Quasi Monte Carlo can therefore always be applied in these situations, and the sampling of paths is essentially the same thing as computing an integral (i.e. the expectation value of the option payoff). Glasserman's comment most likely refers to the fact that if you simply use QMC to generate paths, then it is possible that you are not receiving the full benefit of the low discrepancy of the random numbers generated by QMC. Put differently: the samples have a low discrepancy, but the generated paths might not. So the variance reduction might not be that big. This is all relative, in the sense that other variance reduction methods might produce better results (i.e. lower variance in the price estimate).

Now, your actual problem doesn't have anything to do with QMC. It's Python which is holding you back. Schemes such as Euler-Maryuama, Runge Kutta and Milstein are all schemes which cannot be vectorized. Therefore I suspect that you might have some code snippets of the form:

import numpy as np
... some definitions ...
for i in range(1, N_timesteps):
for j in range(N_paths):
S[i, j] = S[i - 1, j] * np.exp((r-0.5*sigma**2)*dt
+ sigma*np.sqrt(dt) * np.random.randn())


The problem is that this is usually very slow in Python. Things you can do to speed this up:

• Sample all your random numbers outside the loop.
• Pre-compute as many factors outside the loops as possible.
• Vectorize inner loops, if possible.
• Avoid functions calls inside the loop as much as possible.

So in general, we want to do as little as possible inside the for loops, since these calls are very expensive in Python.

For example, we could write the above as:

import numpy as np
... some definitions ...
Z = sigma*np.sqrt(dt) *np.random.randn(N_timesteps -1, N_paths)
drift = (r-0.5*sigma**2)*dt
for i in range(1, N_timesteps):
S[i] = S[i - 1] * np.exp(drift + Z[i-1])


So the inner loop has been "vectorized" away, the sampling is all done before the loops, etc.

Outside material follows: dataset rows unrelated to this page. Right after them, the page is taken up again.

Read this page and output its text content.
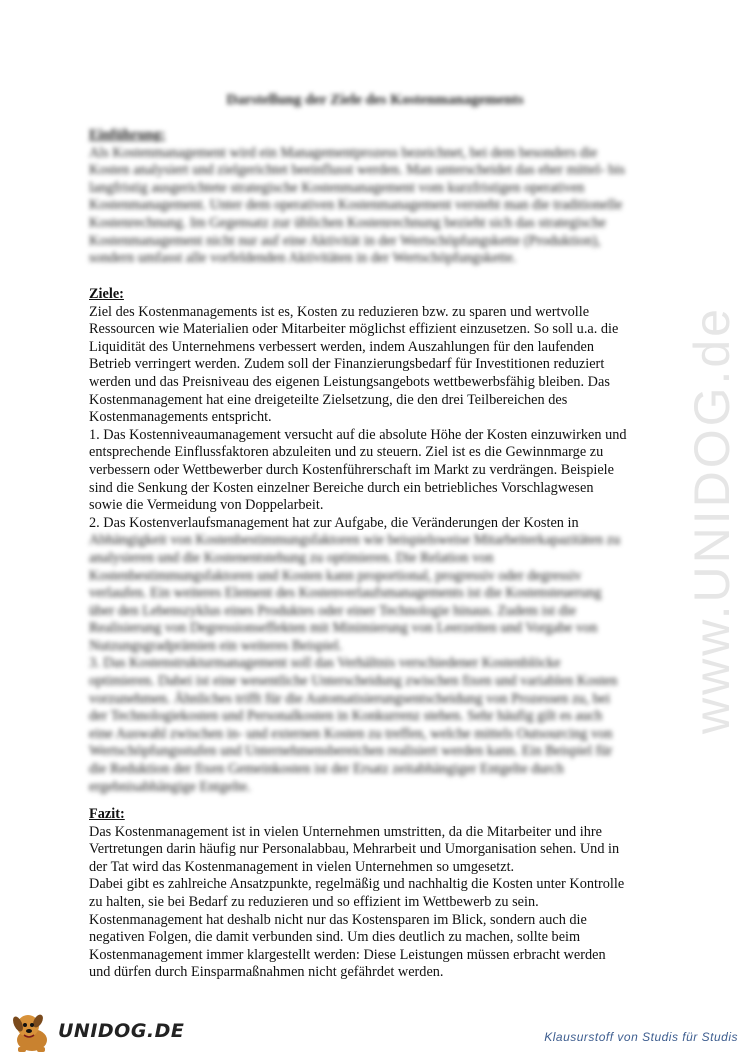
www.UNIDOG.de
Darstellung der Ziele des Kostenmanagements
Einführung:

Als Kostenmanagement wird ein Managementprozess bezeichnet, bei dem besonders die

Kosten analysiert und zielgerichtet beeinflusst werden. Man unterscheidet das eher mittel- bis

langfristig ausgerichtete strategische Kostenmanagement vom kurzfristigen operativen

Kostenmanagement. Unter dem operativen Kostenmanagement versteht man die traditionelle

Kostenrechnung. Im Gegensatz zur üblichen Kostenrechnung bezieht sich das strategische

Kostenmanagement nicht nur auf eine Aktivität in der Wertschöpfungskette (Produktion),

sondern umfasst alle vorfeldenden Aktivitäten in der Wertschöpfungskette.

Ziele:

Ziel des Kostenmanagements ist es, Kosten zu reduzieren bzw. zu sparen und wertvolle

Ressourcen wie Materialien oder Mitarbeiter möglichst effizient einzusetzen. So soll u.a. die

Liquidität des Unternehmens verbessert werden, indem Auszahlungen für den laufenden

Betrieb verringert werden. Zudem soll der Finanzierungsbedarf für Investitionen reduziert

werden und das Preisniveau des eigenen Leistungsangebots wettbewerbsfähig bleiben. Das

Kostenmanagement hat eine dreigeteilte Zielsetzung, die den drei Teilbereichen des

Kostenmanagements entspricht.

1. Das Kostenniveaumanagement versucht auf die absolute Höhe der Kosten einzuwirken und

entsprechende Einflussfaktoren abzuleiten und zu steuern. Ziel ist es die Gewinnmarge zu

verbessern oder Wettbewerber durch Kostenführerschaft im Markt zu verdrängen. Beispiele

sind die Senkung der Kosten einzelner Bereiche durch ein betriebliches Vorschlagwesen

sowie die Vermeidung von Doppelarbeit.

2. Das Kostenverlaufsmanagement hat zur Aufgabe, die Veränderungen der Kosten in

Abhängigkeit von Kostenbestimmungsfaktoren wie beispielsweise Mitarbeiterkapazitäten zu

analysieren und die Kostenentstehung zu optimieren. Die Relation von

Kostenbestimmungsfaktoren und Kosten kann proportional, progressiv oder degressiv

verlaufen. Ein weiteres Element des Kostenverlaufsmanagements ist die Kostensteuerung

über den Lebenszyklus eines Produktes oder einer Technologie hinaus. Zudem ist die

Realisierung von Degressionseffekten mit Minimierung von Leerzeiten und Vorgabe von

Nutzungsgradprämien ein weiteres Beispiel.

3. Das Kostenstrukturmanagement soll das Verhältnis verschiedener Kostenblöcke

optimieren. Dabei ist eine wesentliche Unterscheidung zwischen fixen und variablen Kosten

vorzunehmen. Ähnliches trifft für die Automatisierungsentscheidung von Prozessen zu, bei

der Technologiekosten und Personalkosten in Konkurrenz stehen. Sehr häufig gilt es auch

eine Auswahl zwischen in- und externen Kosten zu treffen, welche mittels Outsourcing von

Wertschöpfungsstufen und Unternehmensbereichen realisiert werden kann. Ein Beispiel für

die Reduktion der fixen Gemeinkosten ist der Ersatz zeitabhängiger Entgelte durch

ergebnisabhängige Entgelte.

Fazit:

Das Kostenmanagement ist in vielen Unternehmen umstritten, da die Mitarbeiter und ihre

Vertretungen darin häufig nur Personalabbau, Mehrarbeit und Umorganisation sehen. Und in

der Tat wird das Kostenmanagement in vielen Unternehmen so umgesetzt.

Dabei gibt es zahlreiche Ansatzpunkte, regelmäßig und nachhaltig die Kosten unter Kontrolle

zu halten, sie bei Bedarf zu reduzieren und so effizient im Wettbewerb zu sein.

Kostenmanagement hat deshalb nicht nur das Kostensparen im Blick, sondern auch die

negativen Folgen, die damit verbunden sind. Um dies deutlich zu machen, sollte beim

Kostenmanagement immer klargestellt werden: Diese Leistungen müssen erbracht werden

und dürfen durch Einsparmaßnahmen nicht gefährdet werden.

UNIDOG.DE	Klausurstoff von Studis für Studis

If that is still not enough (which is very likely if you have many for loops), then you will need to perform some more "advanced" optimization. This usually comes down to taking the slowest piece of your code (almost always the for loop), put that in a function and write this function in e.g. Cython or Numba.

For example, with Numba we might define the for loop in a decorated function as:

from numba import autojit

@autojit
def my_loop(S, Z, drift):
for i in range(1, S.shape):
for j in range(S.shape):
S[i, j] = S[i - 1, j] * np.exp(drift + Z[i-1, j])

... some definitions ...
Z = sigma*np.sqrt(dt) *np.random.randn(N_timesteps -1, N_paths)
drift = (r-0.5*sigma**2)*dt
my_loop(S, Z, drift)


The first time my_loop is called Numba will compile the function (takes half a second). This results in a function that runs much, much faster. It's a great way to optimize certain routines in your code.